With Russia’s aggression and Ukraine’s problems in the impeachment headlines, it’s easy to forget how far most of the Warsaw Pact nations have come since 1989.
Thirty years ago, Romania was a police state, with a shrinking economy. Today, it’s a democracy with a rising standard of living.
What happened? It was not an invasion by US troops or a tweet storm.
On Christmas Day 1989, Romania’s dictator and his wife were executed in Târgoviște, Romania. It was one of the last acts in the fall of Communism in Eastern Europe. His killers were what Donald Trump would call the deep state: government bureaucrats from the defense and intelligence agencies, acting on their view of their nation’s interests, sided against the head of state. But they did not act in a vacuum. Ordinary people around the nation, at great risk to their lives, had taken to the streets to demand change.
Romanian dictator Nicolae Ceausescu and his wife Elena had resisted the end of Communist totalitarianism in the region — and impoverished their country in a misguided effort to pay off foreign loans. Their people — and the higher levels of the bureaucracy — turned against them.
In the West, Romania’s revolution didn’t have the romance of the Prague Spring, Poland’s Solidarity backed by Pope John Paul II, or Berliners dancing and singing on the wall. And, in Romania, many don’t even think it was a revolution, since the successor regime was dominated by former Communists, not anti-Communists.
But December 25, 1989 did mark the end of totalitarianism in Romania. Ceausescu’s successors, from the former Communist youth leader who replaced him, Ion Iliescu, to Romania's current president Klaus Johannis, had to win elections, endure western-style media criticism, and assemble parliamentary majorities to govern.
Today it’s easy to identify Romania’s problems — a standard of living still below the European average, too much corruption, under-investment in good roads and rail.

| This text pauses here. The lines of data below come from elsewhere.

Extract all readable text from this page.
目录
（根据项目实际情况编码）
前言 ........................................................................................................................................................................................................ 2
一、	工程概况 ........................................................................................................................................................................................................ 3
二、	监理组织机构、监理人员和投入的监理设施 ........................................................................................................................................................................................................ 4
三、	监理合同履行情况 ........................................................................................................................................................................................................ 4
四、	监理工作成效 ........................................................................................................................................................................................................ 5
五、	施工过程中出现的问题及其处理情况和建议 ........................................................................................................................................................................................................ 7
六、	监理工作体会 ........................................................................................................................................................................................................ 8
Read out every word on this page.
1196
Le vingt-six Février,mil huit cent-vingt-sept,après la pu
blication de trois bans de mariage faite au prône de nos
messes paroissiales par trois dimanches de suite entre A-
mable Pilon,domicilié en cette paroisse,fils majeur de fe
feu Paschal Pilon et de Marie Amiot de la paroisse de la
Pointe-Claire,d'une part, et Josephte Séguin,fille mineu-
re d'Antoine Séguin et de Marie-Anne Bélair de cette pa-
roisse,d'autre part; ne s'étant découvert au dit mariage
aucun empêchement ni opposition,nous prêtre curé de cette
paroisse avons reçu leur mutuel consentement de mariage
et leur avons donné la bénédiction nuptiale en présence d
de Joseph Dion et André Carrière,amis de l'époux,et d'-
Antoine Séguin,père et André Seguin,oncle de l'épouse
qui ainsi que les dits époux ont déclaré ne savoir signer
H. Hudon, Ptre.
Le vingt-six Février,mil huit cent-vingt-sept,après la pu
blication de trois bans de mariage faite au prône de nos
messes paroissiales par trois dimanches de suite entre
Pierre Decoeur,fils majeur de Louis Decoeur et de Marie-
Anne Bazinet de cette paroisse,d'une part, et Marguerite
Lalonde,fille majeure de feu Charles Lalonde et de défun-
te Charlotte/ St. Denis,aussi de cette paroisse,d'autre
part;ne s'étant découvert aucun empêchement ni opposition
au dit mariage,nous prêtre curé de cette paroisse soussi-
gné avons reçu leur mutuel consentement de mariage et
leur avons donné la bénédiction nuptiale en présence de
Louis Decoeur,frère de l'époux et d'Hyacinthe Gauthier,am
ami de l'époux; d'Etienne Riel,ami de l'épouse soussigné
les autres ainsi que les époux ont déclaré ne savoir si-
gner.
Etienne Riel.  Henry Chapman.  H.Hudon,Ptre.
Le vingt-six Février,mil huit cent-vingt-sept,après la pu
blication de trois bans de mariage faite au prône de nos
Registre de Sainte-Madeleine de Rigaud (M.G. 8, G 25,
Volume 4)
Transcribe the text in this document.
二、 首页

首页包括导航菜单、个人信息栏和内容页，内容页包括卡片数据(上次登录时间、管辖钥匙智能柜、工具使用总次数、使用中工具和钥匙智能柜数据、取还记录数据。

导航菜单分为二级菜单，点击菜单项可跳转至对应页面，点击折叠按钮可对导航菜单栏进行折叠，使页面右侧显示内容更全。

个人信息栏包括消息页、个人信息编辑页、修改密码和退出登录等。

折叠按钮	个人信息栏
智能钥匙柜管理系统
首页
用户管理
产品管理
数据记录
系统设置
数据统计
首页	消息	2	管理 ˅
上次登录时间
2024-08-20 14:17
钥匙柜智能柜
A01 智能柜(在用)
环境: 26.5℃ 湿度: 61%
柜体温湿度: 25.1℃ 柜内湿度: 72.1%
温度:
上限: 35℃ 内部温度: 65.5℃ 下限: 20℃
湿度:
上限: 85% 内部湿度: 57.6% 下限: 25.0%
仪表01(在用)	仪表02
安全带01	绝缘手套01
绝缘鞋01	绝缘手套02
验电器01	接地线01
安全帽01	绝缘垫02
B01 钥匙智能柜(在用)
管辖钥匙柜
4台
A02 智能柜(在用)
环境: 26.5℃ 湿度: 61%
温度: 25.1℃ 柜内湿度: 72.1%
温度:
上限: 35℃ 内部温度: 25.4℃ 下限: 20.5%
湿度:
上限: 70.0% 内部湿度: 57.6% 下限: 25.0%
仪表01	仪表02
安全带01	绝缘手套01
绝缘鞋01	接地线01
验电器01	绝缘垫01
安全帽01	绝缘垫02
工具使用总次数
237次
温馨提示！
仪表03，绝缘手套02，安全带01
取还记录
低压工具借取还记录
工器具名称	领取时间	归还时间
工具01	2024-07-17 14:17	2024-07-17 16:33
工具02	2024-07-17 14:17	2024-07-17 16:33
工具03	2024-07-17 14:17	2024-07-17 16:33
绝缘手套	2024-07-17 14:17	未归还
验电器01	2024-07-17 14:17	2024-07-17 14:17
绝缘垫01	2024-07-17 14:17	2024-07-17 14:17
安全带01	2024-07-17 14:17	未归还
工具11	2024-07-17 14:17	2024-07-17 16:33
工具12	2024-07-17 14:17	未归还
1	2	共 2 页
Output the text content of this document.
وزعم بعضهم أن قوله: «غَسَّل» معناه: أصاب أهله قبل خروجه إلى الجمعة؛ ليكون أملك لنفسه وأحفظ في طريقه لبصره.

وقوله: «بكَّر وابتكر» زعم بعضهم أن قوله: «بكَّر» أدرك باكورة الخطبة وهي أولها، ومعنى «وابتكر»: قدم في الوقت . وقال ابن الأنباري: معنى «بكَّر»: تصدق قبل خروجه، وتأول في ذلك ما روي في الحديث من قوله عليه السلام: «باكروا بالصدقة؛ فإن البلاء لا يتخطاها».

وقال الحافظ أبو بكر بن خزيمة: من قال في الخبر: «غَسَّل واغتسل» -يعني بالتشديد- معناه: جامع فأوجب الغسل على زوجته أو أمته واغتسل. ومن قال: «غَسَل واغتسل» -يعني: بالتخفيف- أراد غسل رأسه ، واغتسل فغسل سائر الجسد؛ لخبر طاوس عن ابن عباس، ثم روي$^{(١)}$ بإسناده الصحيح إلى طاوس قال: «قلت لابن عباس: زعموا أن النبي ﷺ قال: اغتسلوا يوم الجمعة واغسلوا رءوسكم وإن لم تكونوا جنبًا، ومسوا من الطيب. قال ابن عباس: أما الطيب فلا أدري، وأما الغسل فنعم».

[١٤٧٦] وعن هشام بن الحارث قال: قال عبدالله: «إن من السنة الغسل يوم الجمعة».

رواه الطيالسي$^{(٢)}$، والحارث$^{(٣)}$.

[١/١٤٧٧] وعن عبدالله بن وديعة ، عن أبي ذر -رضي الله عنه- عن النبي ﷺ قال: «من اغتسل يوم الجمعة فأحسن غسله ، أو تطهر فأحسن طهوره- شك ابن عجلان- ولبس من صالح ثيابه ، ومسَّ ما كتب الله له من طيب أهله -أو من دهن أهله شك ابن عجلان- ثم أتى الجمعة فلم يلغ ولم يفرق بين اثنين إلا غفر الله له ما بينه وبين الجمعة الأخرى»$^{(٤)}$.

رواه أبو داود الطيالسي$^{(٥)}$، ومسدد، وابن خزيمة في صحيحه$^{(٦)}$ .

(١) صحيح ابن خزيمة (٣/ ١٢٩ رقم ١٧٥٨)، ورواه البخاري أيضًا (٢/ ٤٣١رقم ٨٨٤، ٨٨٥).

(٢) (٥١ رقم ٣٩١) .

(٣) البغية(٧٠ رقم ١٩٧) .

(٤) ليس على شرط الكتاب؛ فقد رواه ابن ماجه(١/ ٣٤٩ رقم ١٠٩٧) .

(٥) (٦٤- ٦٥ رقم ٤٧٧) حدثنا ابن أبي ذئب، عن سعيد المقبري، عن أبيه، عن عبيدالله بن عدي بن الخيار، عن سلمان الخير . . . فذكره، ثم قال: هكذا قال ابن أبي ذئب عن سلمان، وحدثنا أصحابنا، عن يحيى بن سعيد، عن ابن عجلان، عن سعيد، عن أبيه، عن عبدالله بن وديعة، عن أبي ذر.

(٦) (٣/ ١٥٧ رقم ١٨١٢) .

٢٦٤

The Russians would love to destroy Romania’s democracy and use it to weaken the EU and NATO. But it’s also easy to overlook Romania’ strengths — people with strong work ethics, skills in engineering, language, and IT, and cultural ties to Western Europe. And, Romanians are no patsies for Russian propaganda. Because of their history of invasion and oppression by Russians, they were anti-Putin before it was cool.
Romania is now the ninth-largest member of the EU and one of the few NATO countries which meets the Alliance’s goal of defense spending. Last year, its economy grew faster than any other in Europe. It’s not at the level of Italy or Denmark. But it’s dynamism is greater. That’s a big deal.
As important, while countries from the UK (and the US) to Poland and Hungary are gripped by ethnic and cultural conflict, Romania isn’t. It has minorities with serious interests and issues, but its politics are more about social policy and clean government than identity. Its Hungarian minority, about seven per cent of the population, has its own party, governs some localities, and joins coalition governments at the national level. In this fall’s free, fair, and competitive presidential election, the winner was the ethnic German center-right incumbent who defeated the center-left candidate of the party of former communists. (Germans make up 2 tenths of one percent of the population.)
The bottom line is that, thirty years after the fall of Communism, Romania is a normal European country — democratic and market oriented — with normal problems.
That’s something to celebrate this Christmas.
Jim Rosapepe is former U.S. ambassador to Romania (1998-2001) and a member of the Board of the Council of American Ambassadors. Sheilah Kast, a journalist and host of WYPR's "On the Record," is his wife. Together they wrote “Dracula is Dead: Travels in Post-Communist Romania.”